De repente, um dia, uma voz de menina penetra através do véu do nada. Ela o preenche com tanta pressa de “estar vivo”, ela é Lisa (Jennifer Jason Leigh, eXistenZ). Michael, está disposto a abandonar tudo e todos, incluindo sua própria família, e fugir com ela para uma vida melhor.
CRITICA: Anomalisa é o filme mais acessível da carreira do cineasta – o oposto do hermetismo de Sinédoque, Nova York. A história é simples, os diálogos, idem, embora reveladores. Há humor e até sensualidade (têm nu frontal) nos bonecos.
Do cartão magnético de quarto de hotel que só funciona na quinta tentativa, passando pelo small talk (a conversinha fiada) do taxista que conduz Michael Stone no início do filme, até a maneira como uma pessoa se mostra para um desconhecido, as sutilezas do cotidiano e as complexidades das relações humanas são capturadas (mais uma vez) com precisão por Kaufman e sua equipe.

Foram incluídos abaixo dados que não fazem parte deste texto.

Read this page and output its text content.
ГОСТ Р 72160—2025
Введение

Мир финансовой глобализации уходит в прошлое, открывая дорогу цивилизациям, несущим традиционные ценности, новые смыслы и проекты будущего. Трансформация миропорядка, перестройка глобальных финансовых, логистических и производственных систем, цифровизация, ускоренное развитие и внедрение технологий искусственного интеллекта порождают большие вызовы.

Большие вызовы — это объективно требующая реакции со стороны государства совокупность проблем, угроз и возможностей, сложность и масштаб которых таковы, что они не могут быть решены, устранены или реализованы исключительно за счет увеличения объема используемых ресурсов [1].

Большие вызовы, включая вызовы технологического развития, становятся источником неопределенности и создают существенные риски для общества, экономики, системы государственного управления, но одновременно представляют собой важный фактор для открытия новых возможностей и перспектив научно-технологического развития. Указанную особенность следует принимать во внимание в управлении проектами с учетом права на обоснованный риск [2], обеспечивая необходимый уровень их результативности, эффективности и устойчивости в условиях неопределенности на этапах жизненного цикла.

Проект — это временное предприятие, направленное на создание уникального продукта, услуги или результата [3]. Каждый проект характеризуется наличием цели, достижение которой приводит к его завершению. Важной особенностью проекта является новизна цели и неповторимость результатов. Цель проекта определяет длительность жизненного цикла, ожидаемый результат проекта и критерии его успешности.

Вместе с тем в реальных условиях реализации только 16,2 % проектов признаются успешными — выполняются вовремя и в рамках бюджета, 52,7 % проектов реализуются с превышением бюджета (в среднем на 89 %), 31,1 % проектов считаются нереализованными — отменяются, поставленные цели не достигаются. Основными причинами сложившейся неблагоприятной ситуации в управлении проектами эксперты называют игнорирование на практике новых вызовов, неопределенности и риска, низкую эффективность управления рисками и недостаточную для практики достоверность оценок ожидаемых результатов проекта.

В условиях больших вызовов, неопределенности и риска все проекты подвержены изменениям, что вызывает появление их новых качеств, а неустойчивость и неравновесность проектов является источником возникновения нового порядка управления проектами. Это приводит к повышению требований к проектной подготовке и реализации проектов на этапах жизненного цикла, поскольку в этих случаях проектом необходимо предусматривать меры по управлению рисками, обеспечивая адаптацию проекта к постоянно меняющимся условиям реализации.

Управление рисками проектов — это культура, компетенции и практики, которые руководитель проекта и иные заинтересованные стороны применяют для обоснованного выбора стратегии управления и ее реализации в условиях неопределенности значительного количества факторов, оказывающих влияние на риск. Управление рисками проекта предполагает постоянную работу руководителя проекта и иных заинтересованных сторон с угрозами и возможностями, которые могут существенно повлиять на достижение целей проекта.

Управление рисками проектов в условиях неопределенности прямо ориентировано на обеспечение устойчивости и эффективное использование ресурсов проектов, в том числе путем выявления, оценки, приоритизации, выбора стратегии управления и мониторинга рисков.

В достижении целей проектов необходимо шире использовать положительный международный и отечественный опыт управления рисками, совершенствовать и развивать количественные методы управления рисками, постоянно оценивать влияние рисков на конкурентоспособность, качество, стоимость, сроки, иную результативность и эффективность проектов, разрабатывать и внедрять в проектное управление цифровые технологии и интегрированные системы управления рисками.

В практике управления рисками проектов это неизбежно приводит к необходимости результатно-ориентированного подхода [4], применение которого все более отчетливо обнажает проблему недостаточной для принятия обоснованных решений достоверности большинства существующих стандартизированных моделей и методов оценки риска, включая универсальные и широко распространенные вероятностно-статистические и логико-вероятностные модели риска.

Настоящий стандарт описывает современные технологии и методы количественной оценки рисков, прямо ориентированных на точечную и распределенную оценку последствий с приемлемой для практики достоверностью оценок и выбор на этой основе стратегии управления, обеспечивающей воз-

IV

Stone passa uma parte do filme questionando o próprio mundo que ele vive e, em especial, sua própria identidade. Ele olha para o seu rosto no espelho e pergunta-se o que se esconde atrás dele; o que há de oculto além da aparência; aquilo que as pessoas comumente chamam de personalidade. A angústia de Stone provém do fato de que ele não consegue propriamente se definir e, muito menos, entender e definir os outros. Desprovido de qualquer traço marcante a seu redor, ele se vê constantemente nadando contra uma correnteza de mesmice, desesperado, tentando se agarrar a qualquer coisa. Lisa, então, aparece como uma rocha salvadora. É interessante perceber como Kaufman faz Stone, em um mundo onde todos foram condicionado a parecerem iguais e a pensarem a mesma coisa, aparecer como o último homem que carrega a bandeira da diversidade.
Anomalisa cumpre a função do cinema, em última análise, de emocionar (para o bem e para o mal). É o mundo pelo ponto de vista dos losers – ou, pelo menos, por quem tem coragem de admitir as derrotas. De cortar o coração. Mas quem disse que o mundo é justo? O mal de tudo não está na sociedade; ele está plantado bem dentro de você.
Em entrevista Kaufman, falou um pouco sobre o novo projeto, a carreira… segue abaixo.
- Como nasceu o projeto?Um amigo assistiu à peça em 2005 e gostou muito. Entre 2005 e 2012, ele estabeleceu um estúdio de animação e me perguntou se poderia adaptar a história em uma animação em stop-motion. Eu respondi: “Ok, se conseguir arrecadar o dinheiro.” Depois disso, eles começaram uma campanha no Kickstarter e conseguiram o valor necessário para dar início ao projeto.
- Como foi trabalhar com o stop-motion?Quando optamos por fazer um filme, começamos a pensar em como desenvolver esta peça em um formato diferente, com uma forma visual. Era uma peça não-visual. Com o stop-motion, começamos a pensar elementos metafóricos e esquemáticos da animação que serviriam para a história. Com isso, o aspecto visual da história começou a ser desenvolvido.
- Anomalisa é uma obra bem singular, principalmente por causa da ideia de todo o mundo ter a mesma voz. Você acha que este é um problema no mundo atual, encontrar vozes originais?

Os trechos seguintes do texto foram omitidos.